The West Virginia State Teachers’ Association, 1891–1954, was the professional organization for the state’s black teachers. At a time when West Virginia Education Association membership was closed to them, African-American teachers began the WVSTA to facilitate their professional development and advance the education of black youth. Organized by H. B. Rice, Byrd Prillerman, and P.B. Burbridge, the first meeting of the Association was held at Simpson Methodist Church, Charleston, on Thanksgiving Day, 1891.
The State Teachers’ Association met annually and published a journal titled The Bulletin. Membership was open to all persons engaged with school work, including elementary and secondary teachers and college faculty.

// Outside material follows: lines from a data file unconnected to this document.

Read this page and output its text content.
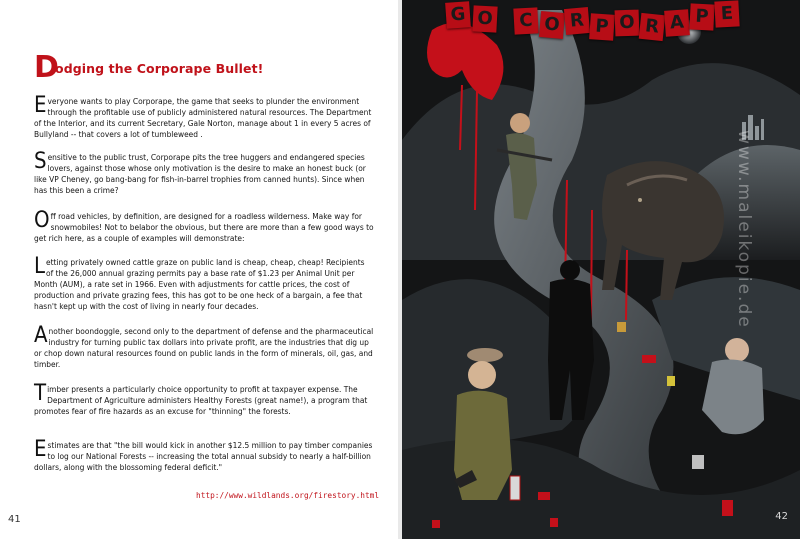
D
odging the Corporape Bullet!

Everyone wants to play Corporape, the game that seeks to plunder the environment through the profitable use of publicly administered natural resources. The Department of the Interior, and its current Secretary, Gale Norton, manage about 1 in every 5 acres of Bullyland -- that covers a lot of tumbleweed .

Sensitive to the public trust, Corporape pits the tree huggers and endangered species lovers, against those whose only motivation is the desire to make an honest buck (or like VP Cheney, go bang-bang for fish-in-barrel trophies from canned hunts). Since when has this been a crime?

Off road vehicles, by definition, are designed for a roadless wilderness. Make way for snowmobiles! Not to belabor the obvious, but there are more than a few good ways to get rich here, as a couple of examples will demonstrate:

Letting privately owned cattle graze on public land is cheap, cheap, cheap! Recipients of the 26,000 annual grazing permits pay a base rate of $1.23 per Animal Unit per Month (AUM), a rate set in 1966. Even with adjustments for cattle prices, the cost of production and private grazing fees, this has got to be one heck of a bargain, a fee that hasn't kept up with the cost of living in nearly four decades.

Another boondoggle, second only to the department of defense and the pharmaceutical industry for turning public tax dollars into private profit, are the industries that dig up or chop down natural resources found on public lands in the form of minerals, oil, gas, and timber.

Timber presents a particularly choice opportunity to profit at taxpayer expense. The Department of Agriculture administers Healthy Forests (great name!), a program that promotes fear of fire hazards as an excuse for "thinning" the forests.

Estimates are that "the bill would kick in another $12.5 million to pay timber companies to log our National Forests -- increasing the total annual subsidy to nearly a half-billion dollars, along with the blossoming federal deficit."

http://www.wildlands.org/firestory.html
41
G O	C O R P O R A P E
www.maleikopie.de
42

The day-to-day activities of the Association were handled by the executive secretary, under the direction of a board of directors and officers.
In 1907, black teachers from northern areas such as Fairmont, Clarksburg, Elkins, Grafton, and Buckhannon formed a separate organization called the Northern Teachers’ Association. No information exists as to why the northern faction was started, but it is generally surmised that geography and the personalities involved played a major part in its founding. This organization ended in 1923, and black teachers were reunited in the WVSTA.
The combination of the black and white teacher associations came with the integration of the schools. A unification ceremony held at the Municipal Auditorium, in Charleston, October 1, 1954, merged the West Virginia State Teachers’ Association and the West Virginia Education Association.
Written by Ancella R. Bickley
Bickley, Ancella R. History of the West Virginia State Teachers' Association. Washington: National Education Association, 1979.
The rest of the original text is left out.